65.05 Implementing a Protocol to Prevent Dehydration Readmissions in Ileostomy Patients

P. D. Henry1, A. W. Trickey1, M. W. Laporta2, K. A. Matzie1, C. Allred1, L. Dougherty1  1Inova Fairfax Hospital,Department Of Surgery,Falls Church, VA, USA 2Thomas Jefferson University,Division Of Acute Care Surgery, Department Of Surgery,Philadelphia, PA, USA

Introduction:  Patients with new ileostomies face numerous physiological and psychological challenges ranging from dehydration that can cause acute renal failure to difficulties with stoma care. Despite resources to educate and support these patients, the hospital readmission rate for new ileostomies is high. This project aimed to study the impact of an integrated care delivery model for patients undergoing ileostomies at a large teaching hospital. We implemented a new ileostomy protocol to improve patient care outcomes and evaluated 30-day readmission rates due to dehydration before and after implementation.

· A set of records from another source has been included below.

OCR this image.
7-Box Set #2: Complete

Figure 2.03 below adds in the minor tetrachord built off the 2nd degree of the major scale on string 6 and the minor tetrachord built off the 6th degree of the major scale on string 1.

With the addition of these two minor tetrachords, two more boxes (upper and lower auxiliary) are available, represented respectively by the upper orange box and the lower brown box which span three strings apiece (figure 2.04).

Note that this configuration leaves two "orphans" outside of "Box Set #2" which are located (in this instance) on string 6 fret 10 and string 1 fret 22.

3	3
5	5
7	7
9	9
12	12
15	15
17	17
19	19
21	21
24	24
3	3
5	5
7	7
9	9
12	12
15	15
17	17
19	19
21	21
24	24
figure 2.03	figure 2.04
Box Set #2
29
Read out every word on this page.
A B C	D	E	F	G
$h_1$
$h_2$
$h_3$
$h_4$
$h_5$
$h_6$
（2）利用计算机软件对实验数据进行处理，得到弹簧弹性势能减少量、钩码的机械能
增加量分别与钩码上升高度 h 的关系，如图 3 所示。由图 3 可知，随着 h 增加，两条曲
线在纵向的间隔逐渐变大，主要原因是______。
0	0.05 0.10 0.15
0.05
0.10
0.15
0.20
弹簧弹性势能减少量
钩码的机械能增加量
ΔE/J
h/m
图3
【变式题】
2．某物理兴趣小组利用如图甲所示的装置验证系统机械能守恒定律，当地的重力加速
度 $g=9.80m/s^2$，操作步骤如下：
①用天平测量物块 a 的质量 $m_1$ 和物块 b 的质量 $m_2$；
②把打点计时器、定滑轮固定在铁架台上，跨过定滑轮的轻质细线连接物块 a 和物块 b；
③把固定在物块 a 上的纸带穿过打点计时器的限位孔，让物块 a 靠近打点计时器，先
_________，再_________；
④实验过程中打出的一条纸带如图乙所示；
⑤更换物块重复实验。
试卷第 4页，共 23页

Methods:  The ileostomy protocol, which provides comprehensive ileostomy care education to patients and the entire clinical care team, was a collaborative effort created by a multidisciplinary committee. Initial education began at the pre-operative visit with the surgeon and outpatient ostomy nurse. A standardized pain, fluid, and diet regimen was implemented post-operatively (per standard hospital Enhanced Recovery After Surgery protocol). Early patient participation in stoma management and patient’s comfort by discharge were ensured. Upon discharge, patients were given logs to record their daily weights, intake, and output, as well as education materials outlining when to call the office with concerns about dehydration. High-risk patients were identified and their instructions modified accordingly. Patients were set up with visiting nurses who had also been educated on the protocol. On home day 3, patients communicated by phone with an office nurse to review overall status and logs of weights, intake, and output. Dehydration-related readmissions within 30 days of hospital discharge were identified based on diagnosis codes and tracked from 24 months prior to implementation of the protocol. Spearman rank correlation was calculated to analyze trends in percentage of ileostomy patients with 30-day dehydration readmissions over 6 month intervals.

Results: A total of 153 ileostomy patients were included in the analysis (78 prior to initial protocol introduction, 75 following protocol introduction). The percentage of patients readmitted with dehydration significantly decreased over time (Spearman’s rho=-0.86, p=0.0137).

Conclusion: A multidisciplinary protocol for new ileostomy patients that includes pre-operative education, standardized pain, fluid, and diet regimens, active in-hospital patient participation, and post discharge tracking of intake and output with close follow up is effective in decreasing 30-day hospital readmission rates. Similar clinical protocols may be generalizable to other types of complex abdominal surgery.